Wall Street Beat: Google, IBM, Intel lift gloom

Quarterly earnings from IBM, Intel and Google are allaying some of the worst fears of IT investors facing a U.S. economic slowdown.

Quarterly earnings from IBM, Intel and Google are allaying some of the worst fears of IT investors facing a U.S. economic slowdown.

The sputtering economy, credit-market turmoil and rising energy costs are having an effect on technology product and service sales in some sectors, but tech bellwethers this week issued upbeat reports.

After seeing its share price drop since November, along with most tech stocks, Google excited investors with a strong report on Thursday, easily beating analyst expectations for both profit and revenue. For the quarter, net income jumped to US$1.31 billion from $1 billion a year earlier, while revenue, after taking out traffic costs, rose to $3.70 billion from $3.61 billion.

Google has been beset by fears that revenue from paid clicks -- money the company makes from advertisers when people click on sponsored links -- is slowing. In fact, Google reported that the number of paid clicks rose 20 percent in the quarter, compared to a rise of 30 percent in paid clicks for the same quarter last year. The bigger Google gets, the harder it will be for the company to keep paid-click growth up at that rate.

But the company's profit and revenue growth for the quarter will help alleviate those concerns. In after-hours trading, Google shares shot up by $57 within 30 minutes after the market closed, trading at $506.

IBM's strong report on Wednesday showed that the company has leveraged a flexible product strategy to deal with different market conditions around the world. Beating analyst earnings forecasts, the company reported net profit of US$2.32 billion, a jump of 26 percent from the 2007 period.

IBM was helped by the weak dollar. But the company also was able to target infrastructure products and services in emerging growth markets, while stressing cost-savings products in the U.S., according to IBM Chief Financial Officer Mark Loughridge, speaking on a conference call. IBM raised its profit forecast for the year, from $8.25 per share to $8.50 per share.

IBM shares rose Thursday by $2.61 to close at $123.08.

Intel on Tuesday reported strong demand for chips in the quarter. Hurt by restructuring charges, profit for the quarter fell 12 percent, to $1.4 billion.
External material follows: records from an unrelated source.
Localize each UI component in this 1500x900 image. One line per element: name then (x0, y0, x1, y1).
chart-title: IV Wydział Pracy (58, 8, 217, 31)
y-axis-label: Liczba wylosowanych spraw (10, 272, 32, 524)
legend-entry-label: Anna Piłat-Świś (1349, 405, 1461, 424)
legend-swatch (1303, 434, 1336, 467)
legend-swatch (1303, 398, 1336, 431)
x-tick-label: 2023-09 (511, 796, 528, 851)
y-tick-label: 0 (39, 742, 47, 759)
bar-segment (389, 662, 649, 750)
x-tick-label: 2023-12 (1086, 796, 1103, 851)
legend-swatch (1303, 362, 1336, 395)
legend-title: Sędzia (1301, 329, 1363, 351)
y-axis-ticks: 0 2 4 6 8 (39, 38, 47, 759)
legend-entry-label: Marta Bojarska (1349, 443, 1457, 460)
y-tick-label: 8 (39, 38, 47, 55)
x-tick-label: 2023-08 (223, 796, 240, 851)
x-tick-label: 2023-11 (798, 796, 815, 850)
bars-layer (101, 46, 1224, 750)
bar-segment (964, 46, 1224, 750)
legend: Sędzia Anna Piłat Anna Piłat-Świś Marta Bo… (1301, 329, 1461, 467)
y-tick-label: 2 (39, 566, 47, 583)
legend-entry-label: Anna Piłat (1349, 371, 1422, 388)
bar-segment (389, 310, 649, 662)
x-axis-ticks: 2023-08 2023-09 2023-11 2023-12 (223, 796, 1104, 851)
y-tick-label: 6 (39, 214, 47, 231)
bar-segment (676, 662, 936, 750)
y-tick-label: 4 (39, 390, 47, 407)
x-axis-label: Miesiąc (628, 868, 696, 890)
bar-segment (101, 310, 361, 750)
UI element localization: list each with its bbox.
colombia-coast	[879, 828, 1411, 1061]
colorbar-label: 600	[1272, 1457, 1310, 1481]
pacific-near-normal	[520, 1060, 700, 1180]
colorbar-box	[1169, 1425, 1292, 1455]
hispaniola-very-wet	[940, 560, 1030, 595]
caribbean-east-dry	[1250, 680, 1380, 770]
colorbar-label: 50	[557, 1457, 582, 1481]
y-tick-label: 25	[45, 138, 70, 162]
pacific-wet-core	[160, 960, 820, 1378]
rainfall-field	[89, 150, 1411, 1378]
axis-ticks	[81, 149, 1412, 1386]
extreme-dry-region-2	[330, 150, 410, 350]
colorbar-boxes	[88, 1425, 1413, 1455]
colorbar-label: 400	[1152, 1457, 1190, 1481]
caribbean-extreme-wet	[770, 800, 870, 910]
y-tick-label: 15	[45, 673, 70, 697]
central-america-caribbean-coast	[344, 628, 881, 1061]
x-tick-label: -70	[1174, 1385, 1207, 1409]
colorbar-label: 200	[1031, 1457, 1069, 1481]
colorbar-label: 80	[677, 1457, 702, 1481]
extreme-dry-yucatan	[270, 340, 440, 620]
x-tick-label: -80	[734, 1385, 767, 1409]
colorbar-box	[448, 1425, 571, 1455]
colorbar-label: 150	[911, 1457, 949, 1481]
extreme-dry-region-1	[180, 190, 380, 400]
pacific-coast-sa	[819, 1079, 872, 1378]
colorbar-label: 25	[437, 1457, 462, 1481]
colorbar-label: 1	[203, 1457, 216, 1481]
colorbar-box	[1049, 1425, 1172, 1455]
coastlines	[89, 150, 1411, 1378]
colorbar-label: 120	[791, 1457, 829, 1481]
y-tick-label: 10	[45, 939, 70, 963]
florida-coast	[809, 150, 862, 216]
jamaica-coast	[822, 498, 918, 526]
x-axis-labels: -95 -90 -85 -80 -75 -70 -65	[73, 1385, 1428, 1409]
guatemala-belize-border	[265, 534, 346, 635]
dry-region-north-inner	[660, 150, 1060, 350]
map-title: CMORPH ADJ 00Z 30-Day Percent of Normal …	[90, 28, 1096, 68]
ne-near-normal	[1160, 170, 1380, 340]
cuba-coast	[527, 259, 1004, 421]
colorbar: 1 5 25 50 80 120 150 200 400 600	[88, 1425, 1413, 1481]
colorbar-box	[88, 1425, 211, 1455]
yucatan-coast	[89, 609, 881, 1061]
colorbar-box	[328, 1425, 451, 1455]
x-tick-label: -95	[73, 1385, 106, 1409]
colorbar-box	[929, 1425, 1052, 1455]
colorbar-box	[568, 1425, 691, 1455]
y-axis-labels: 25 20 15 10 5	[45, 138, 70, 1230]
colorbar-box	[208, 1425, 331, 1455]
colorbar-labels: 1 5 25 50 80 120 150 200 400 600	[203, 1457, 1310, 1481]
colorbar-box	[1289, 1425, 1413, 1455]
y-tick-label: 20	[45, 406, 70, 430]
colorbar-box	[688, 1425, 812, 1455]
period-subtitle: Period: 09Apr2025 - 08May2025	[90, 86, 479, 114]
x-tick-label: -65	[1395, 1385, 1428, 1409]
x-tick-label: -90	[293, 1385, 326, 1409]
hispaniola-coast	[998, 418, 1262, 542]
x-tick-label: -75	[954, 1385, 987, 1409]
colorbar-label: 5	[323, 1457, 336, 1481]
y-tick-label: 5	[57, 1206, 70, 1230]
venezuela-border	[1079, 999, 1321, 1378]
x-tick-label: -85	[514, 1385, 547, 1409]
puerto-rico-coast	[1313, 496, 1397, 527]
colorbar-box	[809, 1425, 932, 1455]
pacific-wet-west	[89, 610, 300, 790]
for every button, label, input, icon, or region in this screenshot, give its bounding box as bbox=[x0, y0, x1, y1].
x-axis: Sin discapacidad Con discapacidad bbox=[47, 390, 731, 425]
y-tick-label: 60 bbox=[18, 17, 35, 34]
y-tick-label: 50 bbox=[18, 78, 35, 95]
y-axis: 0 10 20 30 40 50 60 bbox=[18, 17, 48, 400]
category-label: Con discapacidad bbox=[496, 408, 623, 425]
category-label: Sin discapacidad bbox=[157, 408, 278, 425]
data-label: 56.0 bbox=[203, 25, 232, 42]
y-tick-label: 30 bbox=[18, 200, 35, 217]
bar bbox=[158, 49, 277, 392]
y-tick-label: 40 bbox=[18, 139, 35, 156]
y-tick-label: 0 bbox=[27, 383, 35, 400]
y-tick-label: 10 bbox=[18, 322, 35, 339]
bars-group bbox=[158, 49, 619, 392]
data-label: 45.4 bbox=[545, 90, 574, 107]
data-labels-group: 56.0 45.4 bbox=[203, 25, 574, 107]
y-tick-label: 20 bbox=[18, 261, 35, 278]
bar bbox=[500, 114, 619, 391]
But revenue increased 9 percent to $9.67 billion, and the company raised its forecast for gross margins for the year.

In a nod to the company's geographic reach, CEO Paul Otellini stressed a "strong global environment" in a conference call to discuss the results. Intel shares jumped Wednesday by $1.22 to close at $22.13.

There is no doubt that the U.S. slowdown is affecting technology. PC shipments in the first quarter rose only 3.5 percent from a year earlier, according to an IDC report on Wednesday. Boosted by Asia, however, global PC shipments rose 14.6 percent for the quarter.

Global companies that are executing on product strategy, like Intel and IBM, suggest that a pullback in U.S. spending may not hit the tech sector as badly as had been feared.

AMD weighed in with an expected poor performance. Still hampered by last year's botched launch of its "Barcelona" line of quad-core chips, the company reported a net loss of $358 million. Most market observers, however, attribute the loss to AMD's staggered rollout of the Barcelona chips, not to industrywide forces.